My typical bankruptcy client exhausts every possible alternative before contacting me to discuss bankruptcy.

After the initial consultation they almost always say they wish they had contacted me sooner.

Do You Have a Financial Exit Strategy?

When our military commits to another country to fight, there is always the question of our exit strategy.  Do we have one? (unfortunately, often not)

A successful exit strategy in bankruptcy comes in part from not depleting all your assets before filing.

Don’t mistake me, it is GOOD to try to pay your debts, and if that means eating out less and cutting other expenses that’s to be applauded.

BUT there comes a time when it’s important to cut your losses and protect your future.

What do I mean?

You need to position yourself so that you aren’t destitute by the time you file bankruptcy or, if you don’t file bankruptcy, after you complete whatever debt resolution program you choose.
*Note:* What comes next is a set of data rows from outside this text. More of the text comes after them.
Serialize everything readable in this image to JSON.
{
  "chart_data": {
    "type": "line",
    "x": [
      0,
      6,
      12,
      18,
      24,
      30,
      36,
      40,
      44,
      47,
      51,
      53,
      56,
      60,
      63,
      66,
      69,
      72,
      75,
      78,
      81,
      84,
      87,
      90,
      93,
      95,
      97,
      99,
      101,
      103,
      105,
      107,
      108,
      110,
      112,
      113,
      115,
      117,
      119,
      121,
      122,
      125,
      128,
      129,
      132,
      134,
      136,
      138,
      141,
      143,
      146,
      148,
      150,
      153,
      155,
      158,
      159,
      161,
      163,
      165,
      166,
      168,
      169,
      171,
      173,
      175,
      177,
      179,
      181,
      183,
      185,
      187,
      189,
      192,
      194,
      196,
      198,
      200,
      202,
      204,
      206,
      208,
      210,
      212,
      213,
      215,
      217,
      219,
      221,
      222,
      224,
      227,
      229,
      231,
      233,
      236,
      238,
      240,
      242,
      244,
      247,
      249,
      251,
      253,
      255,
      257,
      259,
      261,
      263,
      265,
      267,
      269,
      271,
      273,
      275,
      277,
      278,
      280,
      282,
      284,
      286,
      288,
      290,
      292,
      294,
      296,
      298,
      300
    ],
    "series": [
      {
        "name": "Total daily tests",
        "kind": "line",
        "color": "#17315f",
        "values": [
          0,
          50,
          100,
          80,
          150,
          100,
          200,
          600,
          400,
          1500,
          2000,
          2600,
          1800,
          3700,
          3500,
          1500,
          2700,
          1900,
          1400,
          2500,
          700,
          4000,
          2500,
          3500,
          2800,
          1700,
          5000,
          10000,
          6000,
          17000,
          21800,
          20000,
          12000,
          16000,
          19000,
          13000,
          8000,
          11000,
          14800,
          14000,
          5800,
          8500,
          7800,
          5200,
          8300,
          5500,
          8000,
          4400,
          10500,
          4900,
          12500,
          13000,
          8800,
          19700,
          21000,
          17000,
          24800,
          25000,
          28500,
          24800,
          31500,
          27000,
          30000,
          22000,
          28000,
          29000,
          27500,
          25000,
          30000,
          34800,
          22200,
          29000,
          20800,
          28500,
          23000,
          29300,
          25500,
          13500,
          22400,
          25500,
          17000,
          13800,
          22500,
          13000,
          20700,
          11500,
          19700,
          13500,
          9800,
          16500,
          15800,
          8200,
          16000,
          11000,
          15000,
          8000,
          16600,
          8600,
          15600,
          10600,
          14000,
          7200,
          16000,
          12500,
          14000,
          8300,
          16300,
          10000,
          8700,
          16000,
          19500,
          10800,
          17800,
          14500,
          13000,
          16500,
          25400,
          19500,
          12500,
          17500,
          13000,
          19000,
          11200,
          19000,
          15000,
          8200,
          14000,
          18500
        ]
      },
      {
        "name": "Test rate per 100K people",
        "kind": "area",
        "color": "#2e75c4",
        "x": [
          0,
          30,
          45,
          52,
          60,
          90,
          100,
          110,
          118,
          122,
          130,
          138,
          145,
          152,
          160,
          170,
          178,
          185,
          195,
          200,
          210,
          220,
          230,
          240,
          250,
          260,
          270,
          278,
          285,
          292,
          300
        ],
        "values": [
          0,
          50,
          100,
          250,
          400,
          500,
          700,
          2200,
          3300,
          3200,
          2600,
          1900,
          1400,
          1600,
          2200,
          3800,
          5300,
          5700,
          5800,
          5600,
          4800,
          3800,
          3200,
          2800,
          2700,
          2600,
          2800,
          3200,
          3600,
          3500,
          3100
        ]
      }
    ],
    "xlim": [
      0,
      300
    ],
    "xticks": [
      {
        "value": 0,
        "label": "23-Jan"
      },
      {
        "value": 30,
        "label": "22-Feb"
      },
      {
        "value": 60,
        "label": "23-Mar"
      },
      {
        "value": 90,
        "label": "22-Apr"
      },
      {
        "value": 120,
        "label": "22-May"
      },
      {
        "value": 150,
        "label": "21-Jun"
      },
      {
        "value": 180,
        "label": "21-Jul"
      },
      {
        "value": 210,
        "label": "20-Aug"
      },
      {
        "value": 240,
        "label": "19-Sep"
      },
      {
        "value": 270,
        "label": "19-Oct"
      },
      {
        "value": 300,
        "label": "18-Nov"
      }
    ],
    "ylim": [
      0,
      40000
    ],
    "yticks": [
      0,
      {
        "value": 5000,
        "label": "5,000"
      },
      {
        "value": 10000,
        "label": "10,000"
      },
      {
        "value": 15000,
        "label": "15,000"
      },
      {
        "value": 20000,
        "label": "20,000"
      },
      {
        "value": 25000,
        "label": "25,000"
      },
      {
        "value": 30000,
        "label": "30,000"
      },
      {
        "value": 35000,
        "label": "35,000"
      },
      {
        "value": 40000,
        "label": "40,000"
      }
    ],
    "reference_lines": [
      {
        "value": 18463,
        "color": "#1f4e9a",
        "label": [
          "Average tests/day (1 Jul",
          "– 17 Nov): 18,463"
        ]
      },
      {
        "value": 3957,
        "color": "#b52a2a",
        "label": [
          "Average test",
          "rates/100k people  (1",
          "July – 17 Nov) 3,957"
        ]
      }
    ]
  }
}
There is no reason to feel guilty about taking advantage of laws that are here to protect you.

What Bankruptcy Can and Cannot Do

Bankruptcy can do a number of powerful things.

  • It can eliminate the legal obligation to pay on your debts.
  • It can sometimes enable you to remove junior mortgage liens and judicial liens.
  • It can give you time to repay debts that are not dischargeable,
  • and much, much more.

But it cannot create money for you.  Bankruptcy does not give you a job.  Bankruptcy does not put food on your table.

What Happens When You Try Too Hard to Pay Your Debts

When Ann (not her real name) came to me she told me a story I’ve heard hundreds of times in different versions from my clients over the years.

A couple of years ago she had a house, a 401k retirement with $80,000, about $30,000 in her separate bank accounts, an expensive car (with a large secured loan), and a cat.

By the time she got to me, she only had the cat.

And the cat was pissed.

What happened?

Ann explained how she struggled valiantly to try to pay her debts.  She lost her job, and was unable to regain employment anywhere near her previous salary.

Because that’s what she thought she should do.

She first depleted her personal savings, then her 401k.  Then she borrowed some money from friends and family.

She kept thinking she’d get a better job with more money.

She couldn’t make her car payments, so her vehicle got repossessed.

Sound familiar?

Then she contacted me.  Probably two years later than she should have.

Why do I say that?

What Should Have Happened

Ann was simply burning money, like the Monopoly guy lighting his cigar with a hundred dollar bill.  Except Ann could not afford to do that.

Here’s what would have happened had Ann contacted me two years ago about her financial problems and we had filed bankruptcy when it was optimal:

  1. She could have kept her entire 401k.
  2. She could have kept up to approximately $25,000 in her bank accounts.
  3. She probably could have kept her vehicle, if she could have afforded the monthly payments.
  4. She could have eliminated most or all of her debts.

Either way, Ann could have eliminated her dischargeable debts but, if she had contacted me and filed bankruptcy sooner, she could be starting fresh now with her 401k intact and $25,000 to help her pay her living expenses and re-establish her credit.

She would have had a head start on her fresh start, instead of literally wasting tens of thousands of dollars and leaving her in a position where she needed to borrow from friends and family to survive and pay her attorney’s fees.